When you walk into Carl(os) Roa’s Andean Mountains (Montañas Andinas) at Taller Puertorriqueño and you don’t speak Spanish, you have a lot of thoughts, all of which make you feel painfully self-conscious. Though you are greeted in English, you might think, “Why did my school require French and not Spanish? Who speaks French in the United States?” You might also think, “I don‘t belong.”
It’s that last thought that drives Roa’s solo performance. As the audience enters Taller’s auditorium, Roa approaches, clad in a Colombian ruana, and welcomes individuals with a guileless smile while speaking to them in rapid-fire Spanish. Once all are seated, he asks, “¿Soy un gringo?” Well, is he?
Who are you?
The answer is yes… and no. Raised in Miami, taken to visit his father's native Colombia, growing up queer, he searched for a sense of belonging. Using Google Street View projected on a screen behind him, he leads a semi-fictional tour of his childhood and young adulthood, featuring sotolongo groves (don’t know what a sotolongo is? Urban Dictionary offers one definition); Ponce de León Middle School; and the dizzying, overwhelming feeling of running back and forth between buildings on his urban college campus, perennially several minutes behind schedule.
Of course, as the saying goes, in the particular lies the universal. Roa speaks of himself in the third person, often switching pronouns from “he” to “they,” perhaps indicating gender fluidity, perhaps to further disorient the audience, perhaps giving his story a wider appeal. It could be all three.
His desire to find a culture to which he can belong finds echoes across the United States, a nation of refugees, immigrants, slaves, indigenous people forced from their native lands, and/or their descendants.

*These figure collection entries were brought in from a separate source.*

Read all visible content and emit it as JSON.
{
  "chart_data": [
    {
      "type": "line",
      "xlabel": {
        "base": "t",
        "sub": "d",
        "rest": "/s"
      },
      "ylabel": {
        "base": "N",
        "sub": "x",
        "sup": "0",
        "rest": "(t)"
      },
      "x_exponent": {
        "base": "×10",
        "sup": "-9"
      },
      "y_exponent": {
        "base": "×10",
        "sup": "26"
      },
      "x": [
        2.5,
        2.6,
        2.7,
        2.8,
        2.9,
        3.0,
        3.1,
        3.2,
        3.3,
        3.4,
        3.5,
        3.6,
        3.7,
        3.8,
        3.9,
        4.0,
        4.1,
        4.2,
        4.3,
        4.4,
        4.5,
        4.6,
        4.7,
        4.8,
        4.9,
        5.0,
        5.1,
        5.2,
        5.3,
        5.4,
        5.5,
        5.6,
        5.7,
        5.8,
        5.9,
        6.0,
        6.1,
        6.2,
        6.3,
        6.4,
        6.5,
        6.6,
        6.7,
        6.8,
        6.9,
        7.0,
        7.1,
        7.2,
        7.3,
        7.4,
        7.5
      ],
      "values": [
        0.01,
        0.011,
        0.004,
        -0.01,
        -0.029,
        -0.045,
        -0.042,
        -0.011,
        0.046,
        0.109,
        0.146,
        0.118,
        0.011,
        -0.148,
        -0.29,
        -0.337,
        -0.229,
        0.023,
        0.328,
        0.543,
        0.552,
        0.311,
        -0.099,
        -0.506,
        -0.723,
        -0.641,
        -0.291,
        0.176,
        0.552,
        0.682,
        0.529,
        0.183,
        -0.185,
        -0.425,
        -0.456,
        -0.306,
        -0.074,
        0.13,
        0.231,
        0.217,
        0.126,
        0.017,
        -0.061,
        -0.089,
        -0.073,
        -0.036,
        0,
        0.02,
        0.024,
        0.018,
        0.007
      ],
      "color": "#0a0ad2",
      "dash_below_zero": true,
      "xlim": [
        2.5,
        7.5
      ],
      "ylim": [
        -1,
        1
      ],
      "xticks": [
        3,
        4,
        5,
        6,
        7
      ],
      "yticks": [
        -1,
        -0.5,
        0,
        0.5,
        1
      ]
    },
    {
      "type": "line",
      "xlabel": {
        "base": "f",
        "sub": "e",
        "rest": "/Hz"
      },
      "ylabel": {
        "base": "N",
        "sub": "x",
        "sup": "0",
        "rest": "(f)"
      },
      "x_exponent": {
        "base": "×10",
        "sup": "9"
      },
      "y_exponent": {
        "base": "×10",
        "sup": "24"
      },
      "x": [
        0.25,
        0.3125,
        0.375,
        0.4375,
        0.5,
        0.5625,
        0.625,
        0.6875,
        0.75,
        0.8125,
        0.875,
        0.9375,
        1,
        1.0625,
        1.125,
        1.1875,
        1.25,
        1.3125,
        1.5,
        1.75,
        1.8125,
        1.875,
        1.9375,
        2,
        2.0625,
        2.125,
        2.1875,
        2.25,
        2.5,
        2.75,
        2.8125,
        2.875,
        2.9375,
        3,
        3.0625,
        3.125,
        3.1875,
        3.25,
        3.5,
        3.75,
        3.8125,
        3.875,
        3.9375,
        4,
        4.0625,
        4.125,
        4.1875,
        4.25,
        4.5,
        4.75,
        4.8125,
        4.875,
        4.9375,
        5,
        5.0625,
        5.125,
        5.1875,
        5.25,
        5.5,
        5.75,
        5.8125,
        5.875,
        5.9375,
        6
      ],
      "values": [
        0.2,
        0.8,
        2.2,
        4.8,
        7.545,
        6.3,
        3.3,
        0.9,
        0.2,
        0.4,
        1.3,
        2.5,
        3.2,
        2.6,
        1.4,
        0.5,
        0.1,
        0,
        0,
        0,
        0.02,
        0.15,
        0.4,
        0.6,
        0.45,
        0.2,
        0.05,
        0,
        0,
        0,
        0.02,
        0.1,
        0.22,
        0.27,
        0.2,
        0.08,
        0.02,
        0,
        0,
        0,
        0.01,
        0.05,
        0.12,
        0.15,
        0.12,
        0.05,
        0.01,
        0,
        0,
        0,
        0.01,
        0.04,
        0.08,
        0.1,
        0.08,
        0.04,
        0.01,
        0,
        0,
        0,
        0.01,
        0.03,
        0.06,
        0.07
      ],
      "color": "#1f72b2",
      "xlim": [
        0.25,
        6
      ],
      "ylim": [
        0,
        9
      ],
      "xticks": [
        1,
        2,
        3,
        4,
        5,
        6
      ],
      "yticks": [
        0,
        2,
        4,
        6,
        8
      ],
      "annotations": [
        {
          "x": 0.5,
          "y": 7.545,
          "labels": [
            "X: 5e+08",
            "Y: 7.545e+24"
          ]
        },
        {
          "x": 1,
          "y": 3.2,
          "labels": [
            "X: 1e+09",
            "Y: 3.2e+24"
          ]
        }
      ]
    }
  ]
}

When he shows a Google view of a Colombian volcano, he says, “Sometimes he felt his culture was lichen at the bottom of this volcano and he could hoard little pieces of culture to make a ball of culture that was his and no one else’s.” That’s the story of the United States in a nutshell (or a sotolongo fruit), isn’t it?
Directed by José Avilés, Andean Mountains (Montañas Andinas) makes good use of the space, moving from floor to stage and back again. It also moves quickly, though Roa occasionally seems flustered, as though the material is getting away from him.
But Roa offers an engaging voice, and it’s one that shows promise. As a graduate of the Headlong Performance Institute, he certainly has the tools to develop and sharpen that voice. The Fringe is all about experimentation. It’s a place where the new can let loose and let fly, and in that context, Roa’s piece offers an in-depth look at this new(ish) contributor to Philly’s performance landscape.